Trade Alert: Economy, market, hedging, trimming
I am in meetings all day today, so we will need to cancel today’s Q&A. If you have any questions, please email them to me at support@tradingwithcody.com, and I’ll be sure to answer you directly.
Let’s talk about the market and the economy and just sort of get a reality check about where we are in each respective cycle. Remember that the economy and the stock markets don’t always move in sync. You can have a bear market for years overlaid on top of a growing economy and visa versa. And in the short term, as we all know, the stock market can get crazy no matter what is going on in the broader economy.
I suppose we should start with rates, as in government and corporate interest rates.
There are tens of trillions of dollars in Japan, Europe and around the world that are invested in negative interest rate government bonds. If you thought zero percent interest rates were causing assets/bubbles, including in our US stock markets, that are currently at yet again new all time highs, then what do you think tens of trillions of dollars phasing negative interest rates will mean? Much of that money is likely headed into stock markets and/or other asset classes. To be sure, much of that money is centrally-controlled by each respective negative rate interest government and their central banks and that money won’t be allowed out of the negative interest rate environment. But there are certainly trillions of dollars out there around the world in countries that have negative interest rates and that many will flow towards US stock markets and other asset classes.
Meanwhile here in the US as I have been noting for the last few months, the broader economy continues to plug along, even growing. So with the US interest rates paying at least something positive, you can see that the US dollar is likely to remain strong for the same reasons that the other aforementioned asset classes are likely to bubble. That again means the Federal Reserve still has wiggle room/cover to maintain it’s near zero percent interest rate policies, cut to outright 0% and/or create quantitative easing without hurting the dollar. In fact, given that most global corporations based in the US and the US banks themselves all prefer a lower dollar versus the other global currencies (in part because it helps with exports), you will hear many argue that the Federal Reserve needs to create more QE and zero percent interest rates.
What does all this mean for the stock markets, if anything? As noted earlier, the fact that trillions of dollars around the world are seeing negative interest rates and economies that aren’t nearly as steady as the US’ own economy is in generally bullish trends. In fact, that is partly why we see the stock markets have run ten percent and many stocks are up 50 to even 150 percent since the Brexit lows. Remember Brexit? Aren’t you glad you didn’t panic along with everybody who was googling the word Brexit when the stock markets crashed?
All that said, we all know the stock market can fall five or ten percent in the next panic du jour. And we would rather start to get cautious while we can and not later when we might have to.
If you haven’t trimmed any stock since buying some stocks at the Brexit lows, I’d suggest you consider doing so now. Lock in some profits. Doesn’t have to be be aggressive, and that’s why we trim rather than try to be all in or all out at any given time.
I am going to go ahead and buy some QQQ puts, that expire in September with strike prices around $110. Just a tiny starter position to add some hedge to the portfolio.

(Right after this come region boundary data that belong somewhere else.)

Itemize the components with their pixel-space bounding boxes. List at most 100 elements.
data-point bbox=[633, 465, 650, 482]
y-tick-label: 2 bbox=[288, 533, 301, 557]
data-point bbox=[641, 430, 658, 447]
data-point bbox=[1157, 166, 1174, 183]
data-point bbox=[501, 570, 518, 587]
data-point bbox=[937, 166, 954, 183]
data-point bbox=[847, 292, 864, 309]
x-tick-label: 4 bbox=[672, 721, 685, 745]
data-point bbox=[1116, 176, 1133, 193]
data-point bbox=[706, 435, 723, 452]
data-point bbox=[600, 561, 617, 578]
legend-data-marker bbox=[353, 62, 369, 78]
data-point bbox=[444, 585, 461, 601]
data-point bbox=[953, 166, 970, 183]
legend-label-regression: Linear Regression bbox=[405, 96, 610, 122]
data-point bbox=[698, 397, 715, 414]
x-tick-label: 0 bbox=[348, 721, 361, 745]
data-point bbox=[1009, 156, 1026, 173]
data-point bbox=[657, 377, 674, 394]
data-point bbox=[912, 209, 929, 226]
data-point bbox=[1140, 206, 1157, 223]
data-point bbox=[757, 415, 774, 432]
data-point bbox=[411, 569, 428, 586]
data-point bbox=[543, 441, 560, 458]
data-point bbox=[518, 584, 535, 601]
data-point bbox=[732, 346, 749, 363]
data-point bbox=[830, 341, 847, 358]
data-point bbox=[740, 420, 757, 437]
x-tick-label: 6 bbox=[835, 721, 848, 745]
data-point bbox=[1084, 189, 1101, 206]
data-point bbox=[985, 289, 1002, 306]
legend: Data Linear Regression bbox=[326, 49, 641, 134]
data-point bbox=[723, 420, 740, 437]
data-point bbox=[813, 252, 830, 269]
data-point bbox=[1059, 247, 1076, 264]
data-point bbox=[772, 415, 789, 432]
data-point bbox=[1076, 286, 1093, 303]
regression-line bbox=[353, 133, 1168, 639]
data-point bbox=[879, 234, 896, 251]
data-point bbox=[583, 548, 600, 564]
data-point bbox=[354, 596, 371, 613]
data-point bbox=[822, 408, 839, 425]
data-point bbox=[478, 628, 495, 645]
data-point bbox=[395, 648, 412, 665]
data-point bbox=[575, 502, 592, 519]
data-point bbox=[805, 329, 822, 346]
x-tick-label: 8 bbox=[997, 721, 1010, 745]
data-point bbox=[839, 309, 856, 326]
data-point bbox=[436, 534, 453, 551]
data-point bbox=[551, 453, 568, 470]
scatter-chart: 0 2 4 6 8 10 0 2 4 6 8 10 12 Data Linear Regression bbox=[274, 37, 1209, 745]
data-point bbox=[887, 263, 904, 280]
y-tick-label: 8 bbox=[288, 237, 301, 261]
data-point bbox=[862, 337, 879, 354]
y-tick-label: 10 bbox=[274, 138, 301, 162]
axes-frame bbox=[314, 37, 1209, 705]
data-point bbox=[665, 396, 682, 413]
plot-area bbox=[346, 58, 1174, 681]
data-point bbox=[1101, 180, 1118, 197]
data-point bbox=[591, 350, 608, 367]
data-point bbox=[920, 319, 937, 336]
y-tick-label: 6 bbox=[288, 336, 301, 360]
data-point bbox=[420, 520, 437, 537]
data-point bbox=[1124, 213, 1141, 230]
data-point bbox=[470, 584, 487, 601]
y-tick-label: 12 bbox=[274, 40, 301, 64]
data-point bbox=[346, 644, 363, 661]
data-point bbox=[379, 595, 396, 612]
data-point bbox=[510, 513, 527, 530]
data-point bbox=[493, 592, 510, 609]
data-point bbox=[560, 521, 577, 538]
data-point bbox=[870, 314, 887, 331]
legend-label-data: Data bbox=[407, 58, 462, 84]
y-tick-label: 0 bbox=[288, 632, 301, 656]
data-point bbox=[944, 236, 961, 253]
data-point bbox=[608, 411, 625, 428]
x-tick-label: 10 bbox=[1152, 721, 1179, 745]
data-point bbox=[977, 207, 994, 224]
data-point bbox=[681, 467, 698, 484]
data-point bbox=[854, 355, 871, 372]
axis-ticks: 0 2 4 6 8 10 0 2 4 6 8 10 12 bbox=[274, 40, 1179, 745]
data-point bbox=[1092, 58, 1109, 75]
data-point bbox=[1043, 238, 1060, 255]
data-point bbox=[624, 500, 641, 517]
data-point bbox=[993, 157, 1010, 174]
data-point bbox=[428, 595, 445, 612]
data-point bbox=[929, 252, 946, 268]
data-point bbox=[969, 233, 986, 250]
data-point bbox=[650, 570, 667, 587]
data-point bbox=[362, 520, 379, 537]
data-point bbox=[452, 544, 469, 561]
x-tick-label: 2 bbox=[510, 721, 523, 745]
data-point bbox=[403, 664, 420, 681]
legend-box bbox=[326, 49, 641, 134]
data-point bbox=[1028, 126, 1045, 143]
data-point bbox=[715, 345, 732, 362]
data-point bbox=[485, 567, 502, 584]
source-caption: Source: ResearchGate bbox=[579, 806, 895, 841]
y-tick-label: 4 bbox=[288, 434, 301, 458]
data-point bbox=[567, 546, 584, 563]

I am also going to trim 1/10th of my QCOM and AMBA common stock positions as they have each been on a huge tear of late and are at new highs for the year.
To be clear, I am not changing my stance, getting bearish or anything like that. The framework of the economy, the monetary policies around the world including the global currency wars and aforementioned negative interest rates, and most importantly corporate earnings themselves (especially for our Revolution Investing stocks) are all generally bullish and point to higher stock prices. We all know stocks don’t go straight up. Yet, they have been since the Brexit lows which sort of underscores why it might be time to add some puts and trims some longs.